Earlier this month, the power brokers of the AIHL including Club Presidents, stake holders and the members of the AIHL Commission met for the 2011 AIHL Annual General Meeting. After speaking with league Chairman Tyler Lovering, Andrew Hewitt is able to report on the outcomes.
Perth Thunder joins the AIHL
The biggest story to come out of the AGM was the acceptance of the Perth Thunder into the league for season 2012, but the decision for their inclusion into the AIHL as a member team was not as easy as some may think. Lovering said, “it was easy to focus on the road blocks, such as cost and distance”. However on the other side, the growth of the sport nationally allows the AIHL to boast a truly national League, something not many sports, professional or amateur, are able to do.
The opportunities it provides the youth of Perth too are substantial. Having a team in the West will allow for increased recognition and open the possibility to national team selection. This is one aspect of the proceedings that clearly excited Lovering upon reflection of his own playing career in the AIHL and National Team. “I was a ten-year international team player, and I think we only had one player from W.A. on the team in my whole ten years of playing” remarked Lovering.
Lovering praised the stable structure and financial preparation of the Thunder organisation; features paramount for success in the league.
AIHL Split into Southwest and Northeast conferences
Increasing the AIHL to nine teams has been a scheduling headache for the AIHL and its teams. Under the 2011 structure of two home and two away games versus each opponent, each team must play 32 games. Some will compare this to the 82 as seen in the NHL and question the commitment of the AHIL players and staff, however for an amateur league to even exist at all on a national scale in a country the size of Australia we should consider ourselves supremely lucky.
A few possibilities were explored, but the schedule for 2012 will be run under two conferences; known as Southwest (SW) and Northeast (NE).
The Northeast conference includes the Knights, Bears, Ice Dogs, North Stars, and Blue Tongues. The Southwest includes the Ice, Mustangs, Adrenaline and Thunder.

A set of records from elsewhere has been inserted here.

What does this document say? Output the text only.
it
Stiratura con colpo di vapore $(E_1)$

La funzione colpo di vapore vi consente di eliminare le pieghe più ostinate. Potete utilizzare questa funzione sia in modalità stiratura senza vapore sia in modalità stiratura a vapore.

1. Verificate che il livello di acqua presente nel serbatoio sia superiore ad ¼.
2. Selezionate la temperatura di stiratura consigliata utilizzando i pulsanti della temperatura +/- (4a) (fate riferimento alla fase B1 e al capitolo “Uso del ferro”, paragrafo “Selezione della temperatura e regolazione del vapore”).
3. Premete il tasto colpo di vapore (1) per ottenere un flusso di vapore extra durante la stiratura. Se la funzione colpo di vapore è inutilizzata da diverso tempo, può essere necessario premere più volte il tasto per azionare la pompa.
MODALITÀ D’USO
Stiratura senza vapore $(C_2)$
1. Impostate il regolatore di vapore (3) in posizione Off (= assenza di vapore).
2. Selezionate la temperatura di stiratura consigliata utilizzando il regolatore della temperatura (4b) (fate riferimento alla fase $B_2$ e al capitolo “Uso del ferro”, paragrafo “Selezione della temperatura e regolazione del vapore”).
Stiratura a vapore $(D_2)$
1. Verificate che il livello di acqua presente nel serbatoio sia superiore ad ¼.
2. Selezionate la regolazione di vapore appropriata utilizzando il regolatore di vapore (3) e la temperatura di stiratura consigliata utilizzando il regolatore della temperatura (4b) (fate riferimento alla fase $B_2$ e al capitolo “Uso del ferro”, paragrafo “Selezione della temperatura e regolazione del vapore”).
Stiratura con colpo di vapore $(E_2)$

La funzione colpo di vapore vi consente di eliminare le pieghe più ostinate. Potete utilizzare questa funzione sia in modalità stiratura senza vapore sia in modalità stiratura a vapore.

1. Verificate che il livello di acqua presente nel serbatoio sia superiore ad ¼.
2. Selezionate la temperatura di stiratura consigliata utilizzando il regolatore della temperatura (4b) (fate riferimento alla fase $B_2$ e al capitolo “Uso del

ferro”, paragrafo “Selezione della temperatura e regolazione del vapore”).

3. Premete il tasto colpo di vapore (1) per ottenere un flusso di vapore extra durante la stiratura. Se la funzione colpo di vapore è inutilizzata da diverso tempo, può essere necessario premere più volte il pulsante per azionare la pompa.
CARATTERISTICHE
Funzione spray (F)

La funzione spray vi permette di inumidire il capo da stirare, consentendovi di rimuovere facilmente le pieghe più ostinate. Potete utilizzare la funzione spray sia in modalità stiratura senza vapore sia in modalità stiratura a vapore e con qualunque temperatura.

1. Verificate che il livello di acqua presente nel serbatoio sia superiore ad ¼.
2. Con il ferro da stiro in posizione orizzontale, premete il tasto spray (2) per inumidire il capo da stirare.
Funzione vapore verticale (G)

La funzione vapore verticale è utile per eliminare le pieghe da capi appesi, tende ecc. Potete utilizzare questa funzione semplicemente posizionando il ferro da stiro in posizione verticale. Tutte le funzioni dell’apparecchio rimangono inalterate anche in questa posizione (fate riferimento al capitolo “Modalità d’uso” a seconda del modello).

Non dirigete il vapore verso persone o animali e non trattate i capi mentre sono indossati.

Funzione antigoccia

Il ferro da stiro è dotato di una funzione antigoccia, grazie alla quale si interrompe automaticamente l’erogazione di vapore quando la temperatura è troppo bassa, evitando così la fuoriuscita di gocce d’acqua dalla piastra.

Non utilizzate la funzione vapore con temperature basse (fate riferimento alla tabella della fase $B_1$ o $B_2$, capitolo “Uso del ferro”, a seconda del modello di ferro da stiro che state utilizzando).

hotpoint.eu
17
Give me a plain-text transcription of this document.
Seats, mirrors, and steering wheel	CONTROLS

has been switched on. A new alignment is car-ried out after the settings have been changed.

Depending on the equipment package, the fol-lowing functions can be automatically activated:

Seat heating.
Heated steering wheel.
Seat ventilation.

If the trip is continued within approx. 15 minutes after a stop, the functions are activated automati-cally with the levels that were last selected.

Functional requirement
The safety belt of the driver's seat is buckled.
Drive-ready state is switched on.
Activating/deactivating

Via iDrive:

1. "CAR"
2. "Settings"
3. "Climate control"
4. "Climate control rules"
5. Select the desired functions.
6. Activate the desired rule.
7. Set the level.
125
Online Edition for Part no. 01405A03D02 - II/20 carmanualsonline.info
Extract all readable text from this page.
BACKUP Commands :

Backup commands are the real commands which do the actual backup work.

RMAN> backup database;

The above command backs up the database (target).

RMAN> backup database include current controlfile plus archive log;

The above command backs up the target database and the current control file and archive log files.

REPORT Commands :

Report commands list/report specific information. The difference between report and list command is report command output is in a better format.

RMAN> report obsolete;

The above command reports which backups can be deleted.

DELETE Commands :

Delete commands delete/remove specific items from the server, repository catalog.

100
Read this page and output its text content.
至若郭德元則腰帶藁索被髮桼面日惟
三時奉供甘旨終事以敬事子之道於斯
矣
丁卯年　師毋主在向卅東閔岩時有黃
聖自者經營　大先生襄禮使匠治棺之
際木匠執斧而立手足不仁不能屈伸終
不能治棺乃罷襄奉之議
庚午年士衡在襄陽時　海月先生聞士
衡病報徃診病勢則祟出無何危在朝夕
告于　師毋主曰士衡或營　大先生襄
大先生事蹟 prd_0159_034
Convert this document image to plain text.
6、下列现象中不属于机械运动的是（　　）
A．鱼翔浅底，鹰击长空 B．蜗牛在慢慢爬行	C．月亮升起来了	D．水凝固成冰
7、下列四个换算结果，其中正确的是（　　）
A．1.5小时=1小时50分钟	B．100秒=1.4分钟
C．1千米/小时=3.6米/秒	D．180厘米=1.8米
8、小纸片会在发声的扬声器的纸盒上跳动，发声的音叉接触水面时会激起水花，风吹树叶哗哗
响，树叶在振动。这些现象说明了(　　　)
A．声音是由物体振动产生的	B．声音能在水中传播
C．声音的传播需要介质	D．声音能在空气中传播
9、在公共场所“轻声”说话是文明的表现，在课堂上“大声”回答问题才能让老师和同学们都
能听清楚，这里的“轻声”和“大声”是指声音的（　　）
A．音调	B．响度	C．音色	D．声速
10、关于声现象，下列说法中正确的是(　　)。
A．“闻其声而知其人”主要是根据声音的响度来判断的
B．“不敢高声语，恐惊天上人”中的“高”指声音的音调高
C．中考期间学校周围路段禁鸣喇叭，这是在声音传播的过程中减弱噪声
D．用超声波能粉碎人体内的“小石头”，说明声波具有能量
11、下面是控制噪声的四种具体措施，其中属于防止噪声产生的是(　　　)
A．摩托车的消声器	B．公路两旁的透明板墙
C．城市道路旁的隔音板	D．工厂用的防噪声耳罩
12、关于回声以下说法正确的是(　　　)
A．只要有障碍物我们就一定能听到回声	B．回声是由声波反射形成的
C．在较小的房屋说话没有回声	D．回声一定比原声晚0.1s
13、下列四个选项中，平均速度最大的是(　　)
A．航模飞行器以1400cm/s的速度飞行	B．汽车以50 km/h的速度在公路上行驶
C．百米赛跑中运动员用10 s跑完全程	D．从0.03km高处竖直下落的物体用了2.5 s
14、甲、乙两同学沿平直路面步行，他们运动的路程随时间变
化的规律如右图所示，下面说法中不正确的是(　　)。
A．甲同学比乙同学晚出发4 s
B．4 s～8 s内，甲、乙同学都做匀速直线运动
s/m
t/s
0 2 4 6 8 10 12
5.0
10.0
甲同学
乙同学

Teams will play 24 games each. For the Southwest teams to play 24, they will play a partial third round-robin on a three-year rotation.
The system for playoffs are yet to be determined, but a final four (first placed NE vs second placed SW and vice versa) will likely decide who plays for the Goodall Cup in 2012. Mr Lovering stated, “We need to find a balance between cost and effectiveness” and more comprehensive alternatives may have to wait for future seasons.
Another key talking point from the AGM was the lifting of certain conditions from the Mustangs IHC as they prepare to enter their sophomore year in the AIHL. When granted status as a member team, the Mustangs were prohibited from using the word ‘Melbourne’ in their team name.
The restriction related to protection of the branding of incumbent team the Melbourne Ice. Fans and media found the restriction confusing, and satisfied that the Melbourne Ice wouldn’t be damaged by its use, the Melbourne geographical tag restriction was lifted immediately.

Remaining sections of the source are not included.